Anglo-Norman royal official

Hamo Dapifer (died c. 1100) (alias Haimo) was an Anglo-Norman royal official under both King William I of England (r. 1066–1087) and his son King William II of England (r. 1087–1100). He held the office, from which his epithet derives, known in Latin as dapifer and in French seneschal, in English "steward", as well as the office of Sheriff of Kent.

==Origins==

Hamo was the son of Hamon Dentatus, a Norman noble who held the lordship of Torigni-sur-Vire near Manche in Normandy. Hamon Dentatus rebelled against Duke William, later William the Conqueror, and died in about 1047.

==Career==
Hamo was steward to both King William I and his son King William II. He was acting as royal steward by 1069. Hamo was appointed to the office of Sheriff of Kent in 1077 and held it until his death.
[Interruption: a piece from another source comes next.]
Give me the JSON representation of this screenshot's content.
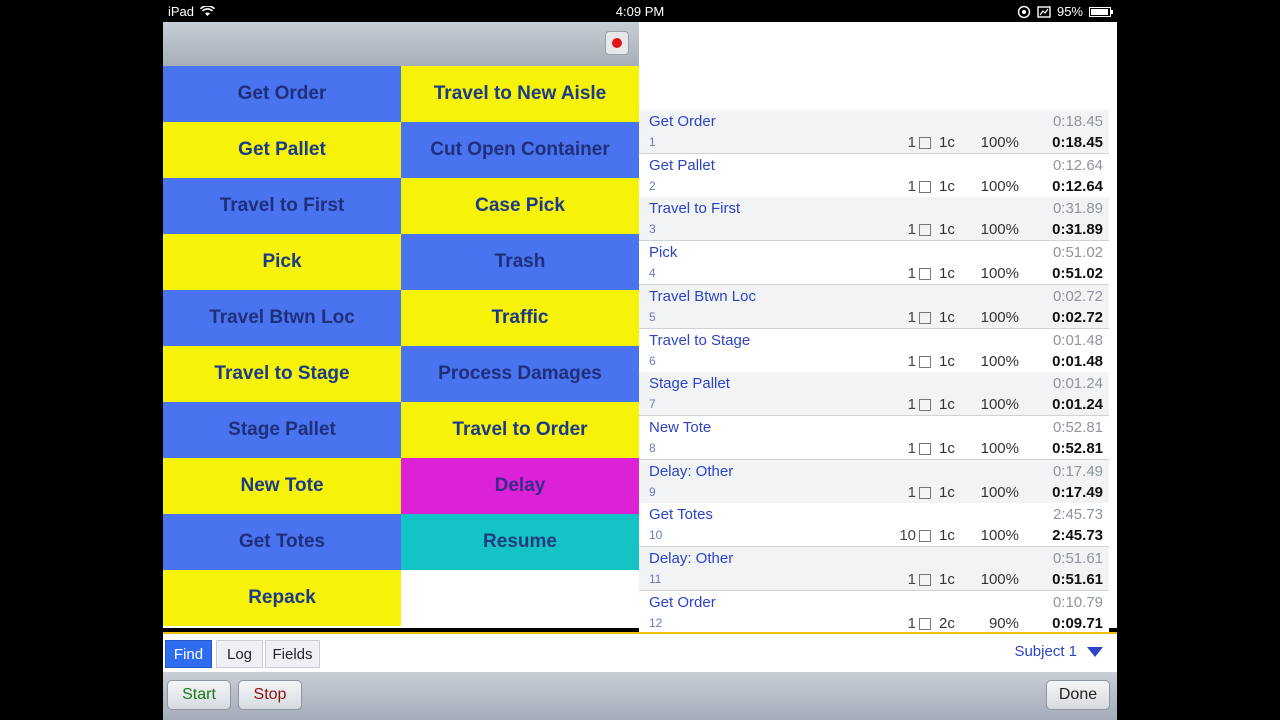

During the reign of William II, Hamo was one of five known stewards, the others being Eudo Dapifer, Eudo's brother Hubert of Ryes, Roger Bigod, 1st Earl of Norfolk, and Ivo Taillebois.

The historian Emma Mason suggests that Hamo, along with Ranulf Flambard, Urse d'Abetot, Robert FitzHamon (Hamo's son), Roger Bigod and Eudo Dapifer, were the first recognisable Barons of the Exchequer under William II. These men were often associated together as royal officials in government and jointly witnessed documents. Hamo witnessed six writs of William II. Hamo's involvement in the higher levels of government dates especially from King William II's absence from England in the late 1090s. In 1099, when William II was in Normandy, Hamo was one of the main assistants to Flambard, who had been left as regent of England in the king's absence.

According to Domesday Book, Hamo held lands in Kent, Surrey, and Essex, his estates in Essex being larger than those in the other two counties.

Hamo was still witnessing royal documents in September 1099, and was one of the witnesses to the letter which King Henry I (1100–1135), William II's brother and successor, wrote to Anselm, Archbishop of Canterbury, shortly after his accession. Hamo died shortly after witnessing these documents.

==Family==
Hamo had two sons, Hamo, who became sheriff after him, and Robert Fitzhamon. Robert was probably the elder, as he received his father's lands in Normandy after Hamo's death. The younger Hamo received the English lands.